Dimanche, 4 janvier 1824.

Aujourd’hui, après dîner, Goethe a feuilleté avec moi le portefeuille de Raphaël[1]. Il s’occupe très-souvent de Raphaël, afin de se maintenir toujours en relations avec la perfection, et pour s’exercer à la méditation des idées d’un grand homme. C’est aussi pour lui une joie de m’introduire dans cette sphère.

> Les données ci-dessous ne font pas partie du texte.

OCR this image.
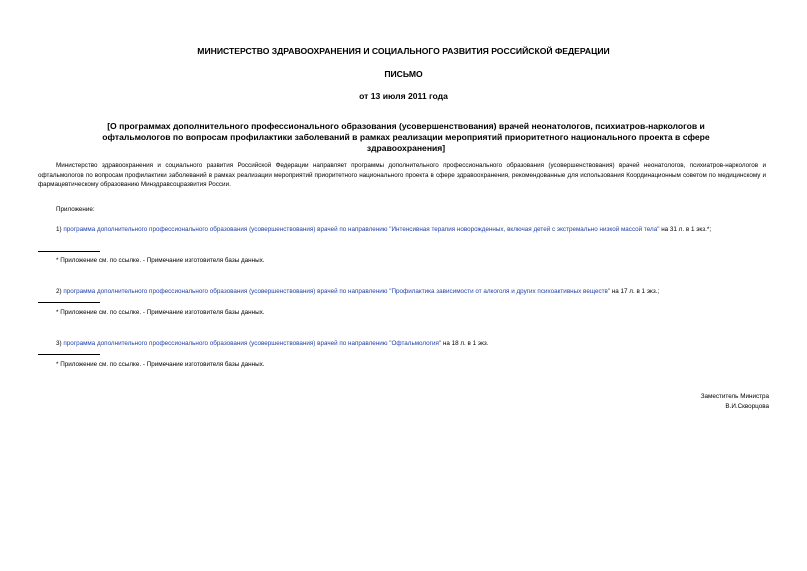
МИНИСТЕРСТВО ЗДРАВООХРАНЕНИЯ И СОЦИАЛЬНОГО РАЗВИТИЯ РОССИЙСКОЙ ФЕДЕРАЦИИ
ПИСЬМО
от 13 июля 2011 года
[О программах дополнительного профессионального образования (усовершенствования) врачей неонатологов, психиатров-наркологов и офтальмологов по вопросам профилактики заболеваний в рамках реализации мероприятий приоритетного национального проекта в сфере здравоохранения]
Министерство здравоохранения и социального развития Российской Федерации направляет программы дополнительного профессионального образования (усовершенствования) врачей неонатологов, психиатров-наркологов и офтальмологов по вопросам профилактики заболеваний в рамках реализации мероприятий приоритетного национального проекта в сфере здравоохранения, рекомендованные для использования Координационным советом по медицинскому и фармацевтическому образованию Минздравсоцразвития России.
Приложение:
1) программа дополнительного профессионального образования (усовершенствования) врачей по направлению "Интенсивная терапия новорожденных, включая детей с экстремально низкой массой тела" на 31 л. в 1 экз.*;
* Приложение см. по ссылке. - Примечание изготовителя базы данных.
2) программа дополнительного профессионального образования (усовершенствования) врачей по направлению "Профилактика зависимости от алкоголя и других психоактивных веществ" на 17 л. в 1 экз.;
* Приложение см. по ссылке. - Примечание изготовителя базы данных.
3) программа дополнительного профессионального образования (усовершенствования) врачей по направлению "Офтальмология" на 18 л. в 1 экз.
* Приложение см. по ссылке. - Примечание изготовителя базы данных.
Заместитель Министра
В.И.Скворцова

Nous avons causé ensuite sur le Divan, et surtout sur le livre intitulé : Sombre humeur. Là Goethe a épanché tout ce qu’il avait sur le cœur contre ses ennemis. « J’ai gardé beaucoup de modération ; si j’avais voulu dire tout ce qui me pique et me tourmente, ces quelques pages seraient devenues tout un volume. Au fond, on n’a ja-

  1. Ces portefeuilles pleins de gravures sont encore rangés sur les casiers que Goethe avait fait disposer lui-même. Quand on entre chez lui, du premier coup d’œil on peut pressentir le trait original qui caractérise le maître du logis : d’un côté sont des armoires vitrées remplies de minéraux, de l’autre des portefeuilles de dessins. On sent que l’on est chez un artiste qui était aussi un savant. Les collections de Goethe étaient très-nombreuses ; le catalogue qui en a été dressé en 1848 par M. Schuchardt forme trois volumes. Jusqu’au dernier moment, il les a augmentées. On dit même qu’il lui arrivait parfois d’emprunter et d’oublier longtemps de rendre. C’est là le vrai signe du collectionneur passionné.